Two years later, Chiang Kai-shek's son Chiang Ching-kuo, who had succeeded his father as Taiwan's leader when the generalissimo died in 1975, himself died in Taipei. Chiang Ching-kuo's successor was Lee Teng-hui, whose appointment marked the start of a new era of political liberalisation on the island.

Wego Chiang looked on aghast at some of President Lee's reforms. The forced retirement of old mainland members of the National Assembly in the early 1990s was one of his most galling moves. Lee replaced them with members elected in Taiwan, a move that conservatives like Wego Chiang saw as undermining the Taiwan government's claim to represent the whole of China.

Chiang said that politics was not his "cup of tea", but in 1990, with support from old-guard members of the Kuomintang, he put his name forward as a possible candidate for the post of Vice-President. Reform-minded party leaders, however, named a top aide to Lee to be his running mate. Thus was extinguished the glimmer of hope the old guard nurtured for a revival of the Chiang dynasty.
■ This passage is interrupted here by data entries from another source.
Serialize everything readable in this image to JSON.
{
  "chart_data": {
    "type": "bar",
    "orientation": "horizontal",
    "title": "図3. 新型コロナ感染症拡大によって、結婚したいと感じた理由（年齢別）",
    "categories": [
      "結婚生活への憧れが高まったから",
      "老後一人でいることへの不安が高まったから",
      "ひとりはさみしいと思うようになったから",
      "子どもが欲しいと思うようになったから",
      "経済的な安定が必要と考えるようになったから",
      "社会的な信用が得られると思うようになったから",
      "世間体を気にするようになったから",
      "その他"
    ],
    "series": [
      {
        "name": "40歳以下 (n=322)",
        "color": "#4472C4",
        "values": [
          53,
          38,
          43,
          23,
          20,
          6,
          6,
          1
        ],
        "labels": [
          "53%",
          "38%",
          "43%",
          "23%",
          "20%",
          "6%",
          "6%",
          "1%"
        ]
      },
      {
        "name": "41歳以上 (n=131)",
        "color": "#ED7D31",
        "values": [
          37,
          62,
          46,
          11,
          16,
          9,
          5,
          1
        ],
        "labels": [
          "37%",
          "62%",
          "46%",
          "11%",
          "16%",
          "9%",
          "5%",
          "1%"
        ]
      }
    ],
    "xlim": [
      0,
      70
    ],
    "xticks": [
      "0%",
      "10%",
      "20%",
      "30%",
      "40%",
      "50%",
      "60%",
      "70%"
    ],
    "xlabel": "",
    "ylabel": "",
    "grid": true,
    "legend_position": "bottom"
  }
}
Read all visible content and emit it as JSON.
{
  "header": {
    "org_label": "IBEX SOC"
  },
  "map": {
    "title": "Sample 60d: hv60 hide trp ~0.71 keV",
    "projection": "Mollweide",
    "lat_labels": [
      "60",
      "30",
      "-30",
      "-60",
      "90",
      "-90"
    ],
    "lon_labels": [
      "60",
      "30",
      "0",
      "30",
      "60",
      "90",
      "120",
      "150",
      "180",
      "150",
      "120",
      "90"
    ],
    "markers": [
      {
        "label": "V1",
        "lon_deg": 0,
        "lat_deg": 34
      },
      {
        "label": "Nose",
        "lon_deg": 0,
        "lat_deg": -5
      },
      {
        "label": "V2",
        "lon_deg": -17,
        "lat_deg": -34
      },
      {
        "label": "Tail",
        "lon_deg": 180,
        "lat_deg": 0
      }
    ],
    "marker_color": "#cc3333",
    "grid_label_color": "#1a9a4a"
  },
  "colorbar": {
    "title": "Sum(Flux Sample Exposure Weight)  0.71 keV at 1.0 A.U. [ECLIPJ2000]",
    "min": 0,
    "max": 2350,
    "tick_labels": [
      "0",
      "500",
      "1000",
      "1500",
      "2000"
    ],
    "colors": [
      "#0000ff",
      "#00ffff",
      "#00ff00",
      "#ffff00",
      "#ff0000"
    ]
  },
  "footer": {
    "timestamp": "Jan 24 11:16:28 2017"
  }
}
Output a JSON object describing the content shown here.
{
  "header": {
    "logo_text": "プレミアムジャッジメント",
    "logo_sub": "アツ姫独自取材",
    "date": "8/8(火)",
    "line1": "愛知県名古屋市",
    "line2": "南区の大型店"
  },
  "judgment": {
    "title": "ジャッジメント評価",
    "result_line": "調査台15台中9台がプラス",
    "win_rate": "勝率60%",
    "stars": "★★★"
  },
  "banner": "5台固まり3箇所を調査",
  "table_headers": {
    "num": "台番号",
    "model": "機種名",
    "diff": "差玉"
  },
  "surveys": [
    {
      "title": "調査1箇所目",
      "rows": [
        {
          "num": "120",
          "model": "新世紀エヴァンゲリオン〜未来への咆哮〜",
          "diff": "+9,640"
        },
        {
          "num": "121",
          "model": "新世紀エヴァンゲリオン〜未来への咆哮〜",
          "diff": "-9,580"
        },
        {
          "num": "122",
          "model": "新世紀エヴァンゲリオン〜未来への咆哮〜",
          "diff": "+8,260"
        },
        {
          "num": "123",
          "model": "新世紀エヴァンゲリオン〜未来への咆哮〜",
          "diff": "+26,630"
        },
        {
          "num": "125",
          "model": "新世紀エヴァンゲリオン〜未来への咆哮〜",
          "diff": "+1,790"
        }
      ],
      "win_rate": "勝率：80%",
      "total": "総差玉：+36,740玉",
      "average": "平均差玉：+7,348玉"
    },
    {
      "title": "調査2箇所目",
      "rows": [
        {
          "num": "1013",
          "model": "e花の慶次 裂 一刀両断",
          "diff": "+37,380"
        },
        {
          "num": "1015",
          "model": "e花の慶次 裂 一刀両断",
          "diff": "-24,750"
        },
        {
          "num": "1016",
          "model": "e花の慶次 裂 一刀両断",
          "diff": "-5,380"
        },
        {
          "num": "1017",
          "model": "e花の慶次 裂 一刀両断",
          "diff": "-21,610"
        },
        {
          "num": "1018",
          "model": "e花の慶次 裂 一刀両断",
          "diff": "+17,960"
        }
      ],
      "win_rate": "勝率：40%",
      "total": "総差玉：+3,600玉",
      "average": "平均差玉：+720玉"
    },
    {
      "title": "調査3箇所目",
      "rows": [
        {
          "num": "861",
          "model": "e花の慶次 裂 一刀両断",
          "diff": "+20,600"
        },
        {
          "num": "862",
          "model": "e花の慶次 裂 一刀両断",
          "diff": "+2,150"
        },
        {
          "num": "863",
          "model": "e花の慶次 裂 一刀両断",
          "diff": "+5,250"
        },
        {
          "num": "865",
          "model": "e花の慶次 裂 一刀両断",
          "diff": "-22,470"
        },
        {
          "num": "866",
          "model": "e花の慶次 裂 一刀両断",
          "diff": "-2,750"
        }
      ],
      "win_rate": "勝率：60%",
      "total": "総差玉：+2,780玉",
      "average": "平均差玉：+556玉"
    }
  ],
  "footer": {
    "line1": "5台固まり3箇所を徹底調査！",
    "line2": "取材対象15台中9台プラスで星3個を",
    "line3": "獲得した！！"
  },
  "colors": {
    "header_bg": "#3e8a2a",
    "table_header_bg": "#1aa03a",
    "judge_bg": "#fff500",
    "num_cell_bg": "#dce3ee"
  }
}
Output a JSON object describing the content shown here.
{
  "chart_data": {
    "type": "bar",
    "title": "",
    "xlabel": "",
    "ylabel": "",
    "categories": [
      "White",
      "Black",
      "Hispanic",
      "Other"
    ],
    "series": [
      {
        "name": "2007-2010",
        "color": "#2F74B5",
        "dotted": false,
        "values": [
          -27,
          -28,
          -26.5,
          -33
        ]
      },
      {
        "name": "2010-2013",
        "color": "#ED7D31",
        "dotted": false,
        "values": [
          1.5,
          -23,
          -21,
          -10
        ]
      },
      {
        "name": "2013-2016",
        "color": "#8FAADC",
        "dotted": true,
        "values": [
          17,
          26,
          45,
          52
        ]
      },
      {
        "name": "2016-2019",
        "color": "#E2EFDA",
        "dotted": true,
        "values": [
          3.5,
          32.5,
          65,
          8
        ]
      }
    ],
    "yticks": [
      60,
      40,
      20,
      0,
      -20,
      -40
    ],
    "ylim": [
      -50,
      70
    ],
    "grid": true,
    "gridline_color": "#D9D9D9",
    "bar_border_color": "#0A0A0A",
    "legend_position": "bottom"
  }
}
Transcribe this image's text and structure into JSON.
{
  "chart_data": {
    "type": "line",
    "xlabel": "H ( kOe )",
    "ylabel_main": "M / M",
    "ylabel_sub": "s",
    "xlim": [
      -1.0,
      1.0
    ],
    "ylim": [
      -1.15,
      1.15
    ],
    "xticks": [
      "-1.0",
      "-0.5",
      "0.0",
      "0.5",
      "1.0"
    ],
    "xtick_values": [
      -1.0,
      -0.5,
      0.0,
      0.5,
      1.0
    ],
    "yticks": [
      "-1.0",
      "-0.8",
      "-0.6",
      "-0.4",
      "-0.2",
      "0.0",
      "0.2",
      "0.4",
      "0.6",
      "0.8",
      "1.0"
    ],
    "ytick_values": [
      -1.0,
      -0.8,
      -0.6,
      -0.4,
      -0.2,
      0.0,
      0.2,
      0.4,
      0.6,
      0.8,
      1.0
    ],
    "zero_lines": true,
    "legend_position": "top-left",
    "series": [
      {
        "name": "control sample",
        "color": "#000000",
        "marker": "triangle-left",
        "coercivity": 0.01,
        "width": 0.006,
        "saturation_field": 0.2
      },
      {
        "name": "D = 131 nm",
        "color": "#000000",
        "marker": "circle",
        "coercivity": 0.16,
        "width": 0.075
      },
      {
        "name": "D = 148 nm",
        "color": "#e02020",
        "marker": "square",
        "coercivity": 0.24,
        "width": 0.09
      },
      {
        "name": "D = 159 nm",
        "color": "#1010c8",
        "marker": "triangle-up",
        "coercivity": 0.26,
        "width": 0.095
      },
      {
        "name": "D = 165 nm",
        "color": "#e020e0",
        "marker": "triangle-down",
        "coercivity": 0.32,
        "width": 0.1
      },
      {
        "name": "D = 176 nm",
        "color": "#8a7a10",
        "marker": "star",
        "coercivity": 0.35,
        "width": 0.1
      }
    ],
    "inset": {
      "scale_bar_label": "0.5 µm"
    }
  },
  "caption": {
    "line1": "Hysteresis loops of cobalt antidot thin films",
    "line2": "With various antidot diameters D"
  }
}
Despite his reservations, Chiang accepted an appointment in 1993 as a senior adviser to President Lee. He kept that job until the eve of Taiwan's first ever direct presidential elections in 1996. The election campaign widened the rift between Lee and the ruling party's conservative wing. Wego Chiang backed two senior party members who deserted Lee to run against him. They and the other presidential hopefuls were roundly defeated in the March polls.

Chiang said the biggest mistake made by Chiang Kai-shek and Chiang Ching- kuo had been to die too early. Despite the endemic corruption, economic chaos and dictatorial brutality of Chiang Kai-shek's rule on the mainland, Wego Chiang said he could not think of any big mistakes the Chiangs had made. But in a reference to Chiang Ching-kuo's grooming of Lee Teng-hiu as his successor, Wego Chiang acknowledged that his clan maybe had "misused a few people and put them in important jobs".

Chiang believed that President Lee had betrayed the principles of the Nationalist leader Dr Sun Yat-sen and of Chiang Kai-shek, which he said were an extension of the ancient doctrine of Confucius. Wego Chiang told reporters in 1995 that, in respect of wanting a unified China, the mainland's Communist government more represented the ideals of his foster-father than did President Lee.

Wego Chiang went as far as speculating that, were the Communists to invade because of a move towards independence by Taiwan, Taiwanese soldiers would not want to fight to protect their island's government. "Many people believe they are running into an unnecessary war," he said. "Under any party, China should be unified and given a chance to work for the good of the whole world."

Chiang said confidently two years ago that Taiwan would be reunified with China in his lifetime. He died with no sign of progress towards that goal. His other dream - of moving the remains of Chiang Kai-shek and Chiang Ching-kuo from Taiwan to the Communist mainland - remained unfulfilled too. The government said this would be impossible before reunification. But the ruling party has said it would have no objections to Wego Chiang's remains being taken to China should his family wish it.